Wissenschaft und Technik
Ostdeutsche wachen früher auf
Natürliche Lichtverhältnisse beeinflussen unser Schlafverhalten stärker als offizielle Uhrzeiten – wenn wir es zulassen. In den Schlafzeiten von über 21 000 Deutschen lasen Forscher: Ostdeutsche wachen früher auf als Westdeutsche und Großstädter ticken anders.
Der Anfang der Schlafforschung musste im Bunker stattfinden, weil Forscher bei einer der alltäglichsten Tätigkeiten des Menschen kaum auseinanderhalten konnten: Was steckt in uns drin? Was bestimmt die Umwelt?
In den sechziger Jahren mussten Probanden von Schlafforschern – in der Fachsprache heißen sie Chronobiologen – in einen ausgedienten Bunker im oberbayerischen Andechs einziehen. Fern von äußeren Einflüssen wie Tageslicht, Lärm, anderen Menschen oder gar Uhren. So fand man heraus: Ein grober Tagesrhythmus steckt in jedem von uns, als würde der Körper mitzählen. Eine genaue Synchronisation schafft er alleine aber nicht. Dazu ist beispielsweise die Sonne nötig.
Doch wie ist es im normalen Alltag, wo die wenigsten Zeitgenossen auf ihren Körper hören, sondern auf Wecker, Familienmitglieder, Kernarbeitszeiten oder das TV-Programm? Wer ist hier der Zeitgeber für die innere Uhr – der natürliche Hell-Dunkel-Rhythmus oder gesellschaftliche Faktoren?
Ostdeutsche schlafen weniger
Der Münchner Chronobiologe Till Roenneberg hat Daten von mehr als 21 000 freiwilligen Teilnehmern aus verschiedenen Teilen Deutschlands ausgewertet, die im Internet einen Online-Fragebogen zu ihrem Schlafverhalten ausgefüllt hatten. Das Ergebnis: Vor allem in eher ländlichen Gebieten und Kleinstädten laufen die inneren Uhren der Bewohner synchron mit dem natürlichen Tageslichtzyklus und nicht mit der offiziellen Uhrzeit. In Großstädten nehme der Einfluss der Tageslänge dagegen ab, berichten Roenneberg und seine Kollege aus Indien und den Niederlanden in der Fachzeitschrift «Current Biology».

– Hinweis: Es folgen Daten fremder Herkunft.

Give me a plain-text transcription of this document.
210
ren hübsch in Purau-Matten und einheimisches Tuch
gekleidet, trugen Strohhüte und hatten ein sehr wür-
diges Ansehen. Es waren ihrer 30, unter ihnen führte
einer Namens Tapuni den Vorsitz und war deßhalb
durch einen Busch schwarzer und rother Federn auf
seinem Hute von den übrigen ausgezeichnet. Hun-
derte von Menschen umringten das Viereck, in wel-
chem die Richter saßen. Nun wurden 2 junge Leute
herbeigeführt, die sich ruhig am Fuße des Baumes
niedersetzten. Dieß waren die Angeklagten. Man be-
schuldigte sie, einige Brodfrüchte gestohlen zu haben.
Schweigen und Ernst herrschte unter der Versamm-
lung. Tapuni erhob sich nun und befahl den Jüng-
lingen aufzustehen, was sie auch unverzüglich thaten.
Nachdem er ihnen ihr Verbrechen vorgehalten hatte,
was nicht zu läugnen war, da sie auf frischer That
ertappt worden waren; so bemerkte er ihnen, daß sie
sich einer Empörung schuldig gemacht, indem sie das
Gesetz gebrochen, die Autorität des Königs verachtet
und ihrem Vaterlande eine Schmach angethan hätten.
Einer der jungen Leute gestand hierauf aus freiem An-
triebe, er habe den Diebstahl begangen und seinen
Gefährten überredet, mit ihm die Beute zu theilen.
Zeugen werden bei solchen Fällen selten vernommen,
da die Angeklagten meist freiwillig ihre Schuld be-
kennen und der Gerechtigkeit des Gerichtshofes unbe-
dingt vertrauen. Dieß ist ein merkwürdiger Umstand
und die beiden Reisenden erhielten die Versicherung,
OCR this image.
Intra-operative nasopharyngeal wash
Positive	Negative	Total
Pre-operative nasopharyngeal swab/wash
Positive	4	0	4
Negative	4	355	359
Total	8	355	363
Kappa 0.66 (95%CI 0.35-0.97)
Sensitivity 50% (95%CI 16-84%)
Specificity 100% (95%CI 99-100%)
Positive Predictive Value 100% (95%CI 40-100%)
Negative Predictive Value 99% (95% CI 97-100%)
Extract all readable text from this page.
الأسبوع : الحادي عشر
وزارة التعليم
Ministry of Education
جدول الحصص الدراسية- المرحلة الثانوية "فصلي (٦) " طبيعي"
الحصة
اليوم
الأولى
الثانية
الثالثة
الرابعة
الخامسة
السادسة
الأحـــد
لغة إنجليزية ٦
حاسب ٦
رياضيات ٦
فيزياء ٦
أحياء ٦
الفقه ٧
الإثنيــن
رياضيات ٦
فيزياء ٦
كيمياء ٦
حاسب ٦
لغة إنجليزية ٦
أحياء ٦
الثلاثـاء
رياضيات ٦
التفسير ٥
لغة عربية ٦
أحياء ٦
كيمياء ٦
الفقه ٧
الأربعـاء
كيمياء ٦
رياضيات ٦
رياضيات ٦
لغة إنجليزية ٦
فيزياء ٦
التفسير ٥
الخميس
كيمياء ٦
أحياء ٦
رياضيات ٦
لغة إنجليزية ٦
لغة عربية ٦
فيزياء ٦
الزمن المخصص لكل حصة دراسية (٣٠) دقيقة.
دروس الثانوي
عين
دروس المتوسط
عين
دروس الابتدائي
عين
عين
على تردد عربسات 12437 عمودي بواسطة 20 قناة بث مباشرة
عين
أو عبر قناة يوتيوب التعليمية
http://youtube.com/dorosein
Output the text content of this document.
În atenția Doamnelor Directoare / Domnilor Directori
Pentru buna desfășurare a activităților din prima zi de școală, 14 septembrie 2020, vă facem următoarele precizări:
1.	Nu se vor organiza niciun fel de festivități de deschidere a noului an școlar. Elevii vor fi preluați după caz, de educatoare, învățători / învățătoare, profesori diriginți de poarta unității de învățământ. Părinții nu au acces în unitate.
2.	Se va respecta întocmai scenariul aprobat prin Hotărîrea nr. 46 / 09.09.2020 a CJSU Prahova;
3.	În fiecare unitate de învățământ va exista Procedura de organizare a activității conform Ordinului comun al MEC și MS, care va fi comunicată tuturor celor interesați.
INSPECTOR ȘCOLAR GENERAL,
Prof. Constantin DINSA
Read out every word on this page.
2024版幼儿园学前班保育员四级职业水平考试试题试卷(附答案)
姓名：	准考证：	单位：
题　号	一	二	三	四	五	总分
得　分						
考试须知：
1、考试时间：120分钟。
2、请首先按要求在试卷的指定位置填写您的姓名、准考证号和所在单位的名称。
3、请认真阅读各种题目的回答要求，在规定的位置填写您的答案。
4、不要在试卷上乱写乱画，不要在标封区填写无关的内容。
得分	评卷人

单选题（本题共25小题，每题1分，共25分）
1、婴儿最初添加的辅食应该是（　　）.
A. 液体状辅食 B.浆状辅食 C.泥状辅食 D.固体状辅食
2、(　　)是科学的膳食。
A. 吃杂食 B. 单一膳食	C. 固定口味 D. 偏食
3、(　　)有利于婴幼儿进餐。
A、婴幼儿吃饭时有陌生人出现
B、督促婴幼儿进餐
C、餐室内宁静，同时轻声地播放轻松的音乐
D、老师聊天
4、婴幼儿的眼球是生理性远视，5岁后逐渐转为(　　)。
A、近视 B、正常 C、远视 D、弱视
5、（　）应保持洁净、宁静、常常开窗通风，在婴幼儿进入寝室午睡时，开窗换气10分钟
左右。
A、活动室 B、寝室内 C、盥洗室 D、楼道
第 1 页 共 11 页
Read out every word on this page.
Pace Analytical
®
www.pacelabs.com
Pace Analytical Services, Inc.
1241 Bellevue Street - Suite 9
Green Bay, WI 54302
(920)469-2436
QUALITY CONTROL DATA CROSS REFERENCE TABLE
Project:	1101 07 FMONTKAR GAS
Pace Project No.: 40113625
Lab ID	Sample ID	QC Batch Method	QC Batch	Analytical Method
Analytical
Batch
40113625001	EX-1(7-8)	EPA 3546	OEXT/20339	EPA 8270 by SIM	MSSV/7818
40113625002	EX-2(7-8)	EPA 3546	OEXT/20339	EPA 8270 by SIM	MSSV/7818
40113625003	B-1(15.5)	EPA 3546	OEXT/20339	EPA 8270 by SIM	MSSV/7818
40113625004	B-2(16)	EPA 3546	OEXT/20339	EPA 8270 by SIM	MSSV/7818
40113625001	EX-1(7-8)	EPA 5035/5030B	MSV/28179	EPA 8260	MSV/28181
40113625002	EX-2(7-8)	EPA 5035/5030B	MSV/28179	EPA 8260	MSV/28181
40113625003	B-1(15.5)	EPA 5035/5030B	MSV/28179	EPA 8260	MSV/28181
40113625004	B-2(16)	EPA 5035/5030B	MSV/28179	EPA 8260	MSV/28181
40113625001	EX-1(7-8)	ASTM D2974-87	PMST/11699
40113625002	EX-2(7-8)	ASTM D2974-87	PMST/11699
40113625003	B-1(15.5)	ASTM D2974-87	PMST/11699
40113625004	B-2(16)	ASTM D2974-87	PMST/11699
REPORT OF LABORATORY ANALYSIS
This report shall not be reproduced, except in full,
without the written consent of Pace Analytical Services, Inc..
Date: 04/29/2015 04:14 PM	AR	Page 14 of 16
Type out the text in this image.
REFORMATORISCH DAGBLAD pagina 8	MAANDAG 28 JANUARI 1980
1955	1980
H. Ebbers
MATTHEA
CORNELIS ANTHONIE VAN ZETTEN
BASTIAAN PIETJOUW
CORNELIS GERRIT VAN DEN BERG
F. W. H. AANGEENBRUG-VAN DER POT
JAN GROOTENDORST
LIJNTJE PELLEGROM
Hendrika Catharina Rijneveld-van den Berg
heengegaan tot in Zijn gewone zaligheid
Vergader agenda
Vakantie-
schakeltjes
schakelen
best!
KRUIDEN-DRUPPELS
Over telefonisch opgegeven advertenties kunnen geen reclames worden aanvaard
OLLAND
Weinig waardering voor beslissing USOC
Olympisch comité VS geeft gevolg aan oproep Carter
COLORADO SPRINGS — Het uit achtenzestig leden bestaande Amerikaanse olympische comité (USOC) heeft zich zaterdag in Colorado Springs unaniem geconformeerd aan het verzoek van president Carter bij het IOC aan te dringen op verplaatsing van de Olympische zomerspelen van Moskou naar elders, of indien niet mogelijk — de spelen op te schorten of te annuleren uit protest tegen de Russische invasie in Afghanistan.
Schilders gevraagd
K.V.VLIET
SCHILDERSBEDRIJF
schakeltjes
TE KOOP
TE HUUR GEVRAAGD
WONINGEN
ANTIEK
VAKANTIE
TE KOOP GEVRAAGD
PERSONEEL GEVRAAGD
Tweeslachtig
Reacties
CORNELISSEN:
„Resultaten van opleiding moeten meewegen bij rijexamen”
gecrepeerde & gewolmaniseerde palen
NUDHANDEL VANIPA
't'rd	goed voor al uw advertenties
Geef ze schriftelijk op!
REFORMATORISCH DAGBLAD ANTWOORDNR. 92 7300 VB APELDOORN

Für ihre Untersuchung nutzten die Wissenschaftler aus, dass zwischen der offiziellen Uhrzeit und der – wie sie es nennen – lokalen Sonnenzeit zum Teil deutliche Diskrepanzen bestehen. So liegt etwa in Paris die offizielle Mitternacht eine Stunde vor der eigentlichen Mitte der Nacht, also dem Zeitpunkt, an dem die Hälfte der dunklen Periode verstrichen ist. Im spanischen Santiago de Compostela beträgt die Differenz sogar eineinhalb Stunden.
Wäre die Uhrzeit jene Komponente, auf die sich die innere Uhr einstellt, dürften sich die Unterschiede der Tageslänge zwischen östlicher und westlicher gelegenen Regionen nicht im Schlaf- und Wachverhalten der Menschen widerspiegeln, lautete der Ausgangspunkt der Forscher. Sei die innere Uhr dagegen mit dem Licht- und Dunkelzyklus synchronisiert, müsse sich eine Differenz zeigen. Einen solchen Zusammenhang zwischen dem persönlichen Tagesrhythmus der Menschen und ihrem Wohnort fanden die Forscher auch: Obwohl alle Teilnehmer in der gleichen Zeitzone lebten, schliefen die Menschen im Osten Deutschlands, wo die Sonne früher aufgeht, an freien Tagen im Schnitt weniger lang als die Probanden im Westen.
Persönlichen Tagesrhythmus stärker berücksichtigen
Besonders ausgeprägt war der eindeutig nachweisbare Effekt bei jenen Teilnehmern, die in kleinen Städten mit weniger als 300 000 Einwohnern lebten. Je größer dagegen die Städte waren, desto geringer waren die Unterschiede zwischen östlicheren und westlicheren Regionen, schreiben die Forscher. In den Großstädten seien die Menschen den Licht- und Dunkelzyklen weniger intensiv ausgesetzt. Ihre inneren Uhren reagieren daher auf andere, dominantere Signale, so die Forscher.
Die Studie stütze schon früher geäußerte Forderungen, bei Schul- und Arbeitszeiten sowie in medizinischen Fragen den persönlichen Tagesrhythmus stärker zu berücksichtigen als die offizielle Tageszeit, schreiben die Wissenschaftler.